One can easily imagine Donald Stewart making an excellent job of ‘shewing the property’, no doubt emphasising the opportunities to extend the sheep farms but perhaps forgetting to mention his ongoing legal disputes regarding the church on Berneray or the lease held by Mrs Anne Campbell of Strond & Killegray?
Confusion regarding the naming of the isles, which continues to rumble-on today, is shown by the reference to ‘The Lewis’ for if anything the phrase is more correctly ‘The Lews’ but I do not intend following that particular diversion today.
The seven islands ‘of considerable extent’ that accompany ‘the main land of Harris’ are Berneray, Ensay, Killegray, Pabbay, Scalpay, Scarp and Taransay all of which were within the Parish of Harris. The Freehold was presumably Rodel House whilst the church patronage refers to the appointment of the Minister to the Parish Church at Scarista.
Whilst there were ‘valuable Fishing Banks’ it was already Stornoway that was profiting the most from these for Tarbert had been overlooked by the British Fisheries Society four decades previously.
The 600 Tons of Kelp being produced at this late stage comes as a surprise for the market had collapsed 20 years ago but on the other hand we know that in 1821 the Farm of Strond had manufactured 115 tons of high-quality Kelp.
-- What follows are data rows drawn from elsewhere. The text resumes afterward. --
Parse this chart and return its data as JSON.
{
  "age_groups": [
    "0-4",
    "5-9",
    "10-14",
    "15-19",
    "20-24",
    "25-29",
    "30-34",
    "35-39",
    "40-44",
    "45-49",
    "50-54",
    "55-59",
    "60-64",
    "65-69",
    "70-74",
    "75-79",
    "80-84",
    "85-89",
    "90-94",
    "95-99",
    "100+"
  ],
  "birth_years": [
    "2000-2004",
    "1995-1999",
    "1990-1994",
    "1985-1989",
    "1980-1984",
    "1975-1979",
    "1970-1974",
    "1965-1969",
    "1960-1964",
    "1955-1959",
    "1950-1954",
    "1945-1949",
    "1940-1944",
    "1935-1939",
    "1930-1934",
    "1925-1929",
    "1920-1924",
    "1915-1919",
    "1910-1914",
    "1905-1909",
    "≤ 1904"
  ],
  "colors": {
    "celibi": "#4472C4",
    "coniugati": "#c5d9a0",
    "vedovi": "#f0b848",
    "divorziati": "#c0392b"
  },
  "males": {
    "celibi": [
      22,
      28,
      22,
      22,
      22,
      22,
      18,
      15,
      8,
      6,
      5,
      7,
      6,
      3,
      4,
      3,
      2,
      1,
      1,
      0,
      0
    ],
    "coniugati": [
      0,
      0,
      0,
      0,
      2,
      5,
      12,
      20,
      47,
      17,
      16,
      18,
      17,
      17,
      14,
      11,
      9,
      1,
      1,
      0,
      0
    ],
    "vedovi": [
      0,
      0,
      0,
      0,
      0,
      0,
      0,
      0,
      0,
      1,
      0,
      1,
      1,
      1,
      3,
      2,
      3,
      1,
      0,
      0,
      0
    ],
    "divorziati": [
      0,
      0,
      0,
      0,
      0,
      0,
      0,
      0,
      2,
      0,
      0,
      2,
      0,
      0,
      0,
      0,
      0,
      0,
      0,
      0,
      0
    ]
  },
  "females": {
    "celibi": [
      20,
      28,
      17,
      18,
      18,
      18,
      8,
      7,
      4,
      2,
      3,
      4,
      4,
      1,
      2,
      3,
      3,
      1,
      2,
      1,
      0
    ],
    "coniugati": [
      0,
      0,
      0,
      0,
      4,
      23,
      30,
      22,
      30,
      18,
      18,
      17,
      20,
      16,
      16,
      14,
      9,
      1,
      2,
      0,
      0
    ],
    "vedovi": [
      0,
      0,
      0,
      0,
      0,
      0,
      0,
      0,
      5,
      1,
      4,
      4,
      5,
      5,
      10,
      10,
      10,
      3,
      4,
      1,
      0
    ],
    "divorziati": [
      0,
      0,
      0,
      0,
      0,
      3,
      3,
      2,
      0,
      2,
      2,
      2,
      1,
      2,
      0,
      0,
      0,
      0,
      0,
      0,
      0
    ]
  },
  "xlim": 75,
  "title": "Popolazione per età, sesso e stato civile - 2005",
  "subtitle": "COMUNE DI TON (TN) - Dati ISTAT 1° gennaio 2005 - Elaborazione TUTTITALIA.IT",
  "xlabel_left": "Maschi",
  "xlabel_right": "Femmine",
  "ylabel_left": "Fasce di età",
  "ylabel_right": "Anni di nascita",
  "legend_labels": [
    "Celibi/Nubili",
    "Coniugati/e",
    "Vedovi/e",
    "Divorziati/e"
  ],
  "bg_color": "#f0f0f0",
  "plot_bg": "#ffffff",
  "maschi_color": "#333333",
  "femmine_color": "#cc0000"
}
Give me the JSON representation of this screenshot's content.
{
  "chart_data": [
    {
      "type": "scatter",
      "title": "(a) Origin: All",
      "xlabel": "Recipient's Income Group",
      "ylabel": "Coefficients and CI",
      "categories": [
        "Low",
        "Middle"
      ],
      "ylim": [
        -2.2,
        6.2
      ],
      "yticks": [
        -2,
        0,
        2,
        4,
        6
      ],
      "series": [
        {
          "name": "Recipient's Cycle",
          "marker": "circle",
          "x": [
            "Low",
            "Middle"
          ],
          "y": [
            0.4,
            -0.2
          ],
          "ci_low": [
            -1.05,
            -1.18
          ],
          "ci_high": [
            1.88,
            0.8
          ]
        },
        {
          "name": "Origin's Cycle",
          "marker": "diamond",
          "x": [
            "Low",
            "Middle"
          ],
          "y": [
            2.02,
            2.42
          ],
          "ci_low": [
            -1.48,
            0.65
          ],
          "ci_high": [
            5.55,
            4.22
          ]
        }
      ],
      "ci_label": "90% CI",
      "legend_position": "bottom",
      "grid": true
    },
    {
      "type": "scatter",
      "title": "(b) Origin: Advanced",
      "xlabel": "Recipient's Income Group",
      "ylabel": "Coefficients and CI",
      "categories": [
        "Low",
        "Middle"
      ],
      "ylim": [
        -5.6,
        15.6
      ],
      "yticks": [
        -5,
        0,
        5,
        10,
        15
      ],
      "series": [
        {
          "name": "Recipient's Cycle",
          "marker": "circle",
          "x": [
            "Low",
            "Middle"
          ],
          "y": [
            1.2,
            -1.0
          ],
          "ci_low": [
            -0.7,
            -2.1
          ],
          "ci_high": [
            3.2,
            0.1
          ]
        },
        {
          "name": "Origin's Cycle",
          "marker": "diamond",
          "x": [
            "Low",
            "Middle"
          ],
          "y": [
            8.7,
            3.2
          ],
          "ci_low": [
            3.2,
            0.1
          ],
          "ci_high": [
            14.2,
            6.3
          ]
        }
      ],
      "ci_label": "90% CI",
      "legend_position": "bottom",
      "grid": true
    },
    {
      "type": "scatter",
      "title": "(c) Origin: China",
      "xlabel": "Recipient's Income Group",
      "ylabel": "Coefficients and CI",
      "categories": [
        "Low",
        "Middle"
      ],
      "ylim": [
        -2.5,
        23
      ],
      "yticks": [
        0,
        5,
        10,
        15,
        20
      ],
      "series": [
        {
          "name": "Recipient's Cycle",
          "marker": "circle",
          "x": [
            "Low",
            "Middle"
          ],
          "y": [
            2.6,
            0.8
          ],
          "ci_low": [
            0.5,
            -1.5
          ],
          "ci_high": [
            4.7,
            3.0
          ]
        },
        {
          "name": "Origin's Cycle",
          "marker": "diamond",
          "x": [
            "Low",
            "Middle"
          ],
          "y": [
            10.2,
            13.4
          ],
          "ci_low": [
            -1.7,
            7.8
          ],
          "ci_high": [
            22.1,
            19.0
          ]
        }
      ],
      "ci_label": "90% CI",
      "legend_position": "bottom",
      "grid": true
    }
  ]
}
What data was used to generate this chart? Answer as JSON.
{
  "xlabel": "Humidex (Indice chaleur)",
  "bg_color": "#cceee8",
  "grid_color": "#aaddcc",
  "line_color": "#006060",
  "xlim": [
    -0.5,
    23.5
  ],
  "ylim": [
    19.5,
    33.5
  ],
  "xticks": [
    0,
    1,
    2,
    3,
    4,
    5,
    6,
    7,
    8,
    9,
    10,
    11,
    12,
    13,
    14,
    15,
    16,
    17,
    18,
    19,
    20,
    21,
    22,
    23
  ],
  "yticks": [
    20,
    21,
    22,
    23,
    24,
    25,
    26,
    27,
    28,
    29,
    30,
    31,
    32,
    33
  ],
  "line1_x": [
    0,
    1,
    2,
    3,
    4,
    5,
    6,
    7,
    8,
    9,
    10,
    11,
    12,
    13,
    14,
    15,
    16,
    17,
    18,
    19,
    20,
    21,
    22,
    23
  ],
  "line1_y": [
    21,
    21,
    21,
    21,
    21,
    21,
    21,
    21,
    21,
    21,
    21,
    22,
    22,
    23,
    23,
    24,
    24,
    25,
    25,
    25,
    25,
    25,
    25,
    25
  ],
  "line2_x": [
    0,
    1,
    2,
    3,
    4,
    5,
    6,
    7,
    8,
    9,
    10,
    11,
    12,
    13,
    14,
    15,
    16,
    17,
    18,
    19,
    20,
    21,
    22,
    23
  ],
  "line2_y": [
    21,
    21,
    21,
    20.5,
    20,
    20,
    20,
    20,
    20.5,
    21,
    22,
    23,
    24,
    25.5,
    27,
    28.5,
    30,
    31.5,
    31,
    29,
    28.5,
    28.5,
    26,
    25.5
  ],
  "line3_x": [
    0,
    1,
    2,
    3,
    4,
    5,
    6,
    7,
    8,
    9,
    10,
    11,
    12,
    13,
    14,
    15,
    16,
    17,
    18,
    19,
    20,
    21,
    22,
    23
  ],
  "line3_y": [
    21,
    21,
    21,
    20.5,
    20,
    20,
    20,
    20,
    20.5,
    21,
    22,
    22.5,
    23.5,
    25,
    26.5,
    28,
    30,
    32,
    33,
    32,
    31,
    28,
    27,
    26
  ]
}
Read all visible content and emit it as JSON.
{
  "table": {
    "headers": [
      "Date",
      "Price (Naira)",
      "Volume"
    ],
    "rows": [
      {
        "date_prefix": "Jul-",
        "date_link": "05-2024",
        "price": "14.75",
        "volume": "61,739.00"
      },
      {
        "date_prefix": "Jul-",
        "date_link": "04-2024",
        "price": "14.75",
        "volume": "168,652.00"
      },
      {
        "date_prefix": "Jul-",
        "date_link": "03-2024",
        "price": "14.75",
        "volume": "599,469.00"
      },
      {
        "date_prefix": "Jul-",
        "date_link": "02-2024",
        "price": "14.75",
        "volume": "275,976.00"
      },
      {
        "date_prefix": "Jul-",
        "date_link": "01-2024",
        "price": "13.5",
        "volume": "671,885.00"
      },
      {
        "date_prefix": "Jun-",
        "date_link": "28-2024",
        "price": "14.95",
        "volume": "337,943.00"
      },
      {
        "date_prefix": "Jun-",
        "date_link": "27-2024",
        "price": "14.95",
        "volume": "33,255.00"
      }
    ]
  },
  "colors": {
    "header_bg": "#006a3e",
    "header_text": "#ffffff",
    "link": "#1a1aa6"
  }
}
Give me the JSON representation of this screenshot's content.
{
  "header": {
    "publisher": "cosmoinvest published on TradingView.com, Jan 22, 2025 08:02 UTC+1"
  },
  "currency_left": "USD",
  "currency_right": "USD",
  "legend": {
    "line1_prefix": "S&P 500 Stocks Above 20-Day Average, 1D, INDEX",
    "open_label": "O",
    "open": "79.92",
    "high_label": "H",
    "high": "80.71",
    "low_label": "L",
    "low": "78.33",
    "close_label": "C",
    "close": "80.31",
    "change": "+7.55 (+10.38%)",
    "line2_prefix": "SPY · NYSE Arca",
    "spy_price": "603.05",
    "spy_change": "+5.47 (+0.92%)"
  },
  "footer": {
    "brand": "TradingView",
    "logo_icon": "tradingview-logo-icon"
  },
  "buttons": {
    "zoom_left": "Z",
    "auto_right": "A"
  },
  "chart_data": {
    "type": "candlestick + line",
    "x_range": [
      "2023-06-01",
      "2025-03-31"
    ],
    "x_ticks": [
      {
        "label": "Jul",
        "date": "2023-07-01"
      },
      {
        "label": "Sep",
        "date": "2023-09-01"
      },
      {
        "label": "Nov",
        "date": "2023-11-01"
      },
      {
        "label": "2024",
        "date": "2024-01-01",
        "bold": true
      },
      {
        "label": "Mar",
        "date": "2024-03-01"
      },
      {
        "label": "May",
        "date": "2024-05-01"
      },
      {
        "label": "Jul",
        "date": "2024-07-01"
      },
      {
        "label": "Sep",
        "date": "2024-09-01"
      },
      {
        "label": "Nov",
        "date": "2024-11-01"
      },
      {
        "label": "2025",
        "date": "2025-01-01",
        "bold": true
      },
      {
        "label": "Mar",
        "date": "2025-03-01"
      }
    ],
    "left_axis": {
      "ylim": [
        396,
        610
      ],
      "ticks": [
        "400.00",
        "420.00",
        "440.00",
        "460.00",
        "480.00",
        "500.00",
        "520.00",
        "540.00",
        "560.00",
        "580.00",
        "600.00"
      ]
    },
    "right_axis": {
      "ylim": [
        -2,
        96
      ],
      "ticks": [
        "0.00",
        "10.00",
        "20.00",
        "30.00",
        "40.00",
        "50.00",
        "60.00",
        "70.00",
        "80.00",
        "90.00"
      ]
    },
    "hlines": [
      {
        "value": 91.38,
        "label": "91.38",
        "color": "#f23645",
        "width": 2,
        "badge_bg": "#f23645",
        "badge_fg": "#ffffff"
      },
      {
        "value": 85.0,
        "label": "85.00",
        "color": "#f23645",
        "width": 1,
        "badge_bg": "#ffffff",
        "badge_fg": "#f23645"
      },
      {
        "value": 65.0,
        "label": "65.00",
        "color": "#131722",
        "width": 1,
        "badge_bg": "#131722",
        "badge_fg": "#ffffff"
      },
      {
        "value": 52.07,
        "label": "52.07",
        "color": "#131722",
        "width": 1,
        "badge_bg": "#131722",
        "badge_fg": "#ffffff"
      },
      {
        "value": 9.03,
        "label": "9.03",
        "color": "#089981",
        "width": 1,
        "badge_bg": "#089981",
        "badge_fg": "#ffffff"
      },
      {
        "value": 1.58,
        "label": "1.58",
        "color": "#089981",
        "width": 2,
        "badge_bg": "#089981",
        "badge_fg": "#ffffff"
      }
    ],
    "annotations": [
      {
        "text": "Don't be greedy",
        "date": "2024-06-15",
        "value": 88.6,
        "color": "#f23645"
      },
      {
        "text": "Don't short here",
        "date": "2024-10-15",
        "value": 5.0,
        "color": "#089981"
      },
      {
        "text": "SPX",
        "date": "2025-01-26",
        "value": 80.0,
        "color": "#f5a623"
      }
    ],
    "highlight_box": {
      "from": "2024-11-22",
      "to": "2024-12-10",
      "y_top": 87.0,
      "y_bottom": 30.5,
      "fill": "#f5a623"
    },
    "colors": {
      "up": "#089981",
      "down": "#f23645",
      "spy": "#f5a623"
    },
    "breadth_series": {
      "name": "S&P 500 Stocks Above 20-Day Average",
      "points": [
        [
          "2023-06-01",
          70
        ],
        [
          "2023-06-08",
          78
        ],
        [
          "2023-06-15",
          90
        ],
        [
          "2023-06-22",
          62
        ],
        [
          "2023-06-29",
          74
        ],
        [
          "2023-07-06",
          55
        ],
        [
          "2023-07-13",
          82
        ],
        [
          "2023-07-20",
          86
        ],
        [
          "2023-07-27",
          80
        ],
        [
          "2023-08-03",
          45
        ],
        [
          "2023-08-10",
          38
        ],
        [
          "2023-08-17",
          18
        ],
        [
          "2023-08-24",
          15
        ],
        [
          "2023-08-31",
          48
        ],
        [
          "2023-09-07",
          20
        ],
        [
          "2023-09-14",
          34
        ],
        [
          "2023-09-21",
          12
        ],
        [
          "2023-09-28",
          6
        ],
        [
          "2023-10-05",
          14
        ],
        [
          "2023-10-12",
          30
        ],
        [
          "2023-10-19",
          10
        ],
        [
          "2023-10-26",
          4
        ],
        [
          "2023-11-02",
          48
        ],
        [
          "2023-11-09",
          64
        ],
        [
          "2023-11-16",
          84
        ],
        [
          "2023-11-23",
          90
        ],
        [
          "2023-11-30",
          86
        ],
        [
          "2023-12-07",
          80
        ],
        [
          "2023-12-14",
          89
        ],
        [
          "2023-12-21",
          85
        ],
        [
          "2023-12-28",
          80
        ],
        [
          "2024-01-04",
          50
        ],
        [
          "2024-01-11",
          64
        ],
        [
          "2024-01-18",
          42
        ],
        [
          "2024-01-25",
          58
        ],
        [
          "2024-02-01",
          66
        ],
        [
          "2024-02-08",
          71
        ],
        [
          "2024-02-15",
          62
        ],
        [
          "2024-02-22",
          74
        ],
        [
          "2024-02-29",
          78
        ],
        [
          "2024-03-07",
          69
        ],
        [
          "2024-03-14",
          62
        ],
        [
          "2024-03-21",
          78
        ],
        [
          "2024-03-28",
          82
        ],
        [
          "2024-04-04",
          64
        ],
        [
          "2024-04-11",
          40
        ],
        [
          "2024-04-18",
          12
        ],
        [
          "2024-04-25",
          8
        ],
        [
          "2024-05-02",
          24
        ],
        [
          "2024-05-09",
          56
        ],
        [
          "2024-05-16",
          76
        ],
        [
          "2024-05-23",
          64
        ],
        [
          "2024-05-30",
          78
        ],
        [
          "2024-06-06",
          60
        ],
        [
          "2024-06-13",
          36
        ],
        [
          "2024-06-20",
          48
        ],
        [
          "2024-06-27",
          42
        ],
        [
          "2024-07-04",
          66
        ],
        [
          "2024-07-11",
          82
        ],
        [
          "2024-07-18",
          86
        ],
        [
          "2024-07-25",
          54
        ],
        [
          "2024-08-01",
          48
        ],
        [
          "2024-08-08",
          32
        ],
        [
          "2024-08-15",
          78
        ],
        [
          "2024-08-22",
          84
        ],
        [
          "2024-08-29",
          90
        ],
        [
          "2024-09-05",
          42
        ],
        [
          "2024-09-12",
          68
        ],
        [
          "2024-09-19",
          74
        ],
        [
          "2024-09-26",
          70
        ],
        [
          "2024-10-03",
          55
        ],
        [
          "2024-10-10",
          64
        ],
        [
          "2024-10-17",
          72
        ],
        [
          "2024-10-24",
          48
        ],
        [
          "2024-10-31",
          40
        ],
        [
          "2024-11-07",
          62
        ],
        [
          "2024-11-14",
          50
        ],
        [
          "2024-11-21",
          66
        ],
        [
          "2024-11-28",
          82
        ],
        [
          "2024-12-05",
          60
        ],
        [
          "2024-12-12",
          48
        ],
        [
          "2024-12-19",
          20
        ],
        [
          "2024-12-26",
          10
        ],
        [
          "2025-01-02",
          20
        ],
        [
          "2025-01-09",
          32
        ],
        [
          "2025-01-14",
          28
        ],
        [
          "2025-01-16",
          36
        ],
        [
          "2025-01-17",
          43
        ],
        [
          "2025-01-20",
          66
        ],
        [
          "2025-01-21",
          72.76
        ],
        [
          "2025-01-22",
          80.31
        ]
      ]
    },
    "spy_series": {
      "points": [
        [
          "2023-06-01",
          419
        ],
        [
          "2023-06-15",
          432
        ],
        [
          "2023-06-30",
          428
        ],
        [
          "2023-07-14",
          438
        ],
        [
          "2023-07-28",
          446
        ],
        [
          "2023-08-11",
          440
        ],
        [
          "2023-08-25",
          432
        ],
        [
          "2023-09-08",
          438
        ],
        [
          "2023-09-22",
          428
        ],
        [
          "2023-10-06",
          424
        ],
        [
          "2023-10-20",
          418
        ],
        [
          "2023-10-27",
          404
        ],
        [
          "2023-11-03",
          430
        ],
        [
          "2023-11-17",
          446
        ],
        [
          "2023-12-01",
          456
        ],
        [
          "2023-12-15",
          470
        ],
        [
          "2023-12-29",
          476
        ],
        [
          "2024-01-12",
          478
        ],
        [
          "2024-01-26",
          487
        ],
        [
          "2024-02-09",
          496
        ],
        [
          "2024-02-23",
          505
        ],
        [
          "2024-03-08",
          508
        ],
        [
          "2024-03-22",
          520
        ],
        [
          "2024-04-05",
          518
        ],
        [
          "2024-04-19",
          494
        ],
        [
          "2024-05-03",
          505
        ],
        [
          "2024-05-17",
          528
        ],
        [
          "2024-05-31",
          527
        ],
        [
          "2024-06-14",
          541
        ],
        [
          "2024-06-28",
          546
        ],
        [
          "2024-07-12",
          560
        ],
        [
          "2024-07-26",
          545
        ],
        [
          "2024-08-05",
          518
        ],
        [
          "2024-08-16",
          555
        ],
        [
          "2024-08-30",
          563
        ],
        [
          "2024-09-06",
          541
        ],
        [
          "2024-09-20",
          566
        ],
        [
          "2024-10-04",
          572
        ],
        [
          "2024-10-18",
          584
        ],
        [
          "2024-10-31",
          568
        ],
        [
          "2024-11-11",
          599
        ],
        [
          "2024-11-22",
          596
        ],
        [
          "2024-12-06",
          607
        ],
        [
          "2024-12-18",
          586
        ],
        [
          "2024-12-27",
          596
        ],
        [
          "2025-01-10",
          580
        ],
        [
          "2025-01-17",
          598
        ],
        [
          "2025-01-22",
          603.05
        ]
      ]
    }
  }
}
The ‘extensive carriage road’ was that running from Rodel to An-t-Ob and thence along the West coast to Luskintyre but the majority of overland travel was along unmade tracks and the sea remained the main ‘road’, a term that was still commonly used to describe such sea-routes.
Steam navigation would indeed provide improved communications however not during the lifetimes of the 5th or 6th Earls but in that of the Charles Adolphus Murray, the 7th Earl of Dunmore.
Note: Many more references to these matters appear elsewhere in this blog and I have merely directed readers to those pieces that might otherwise be overlooked!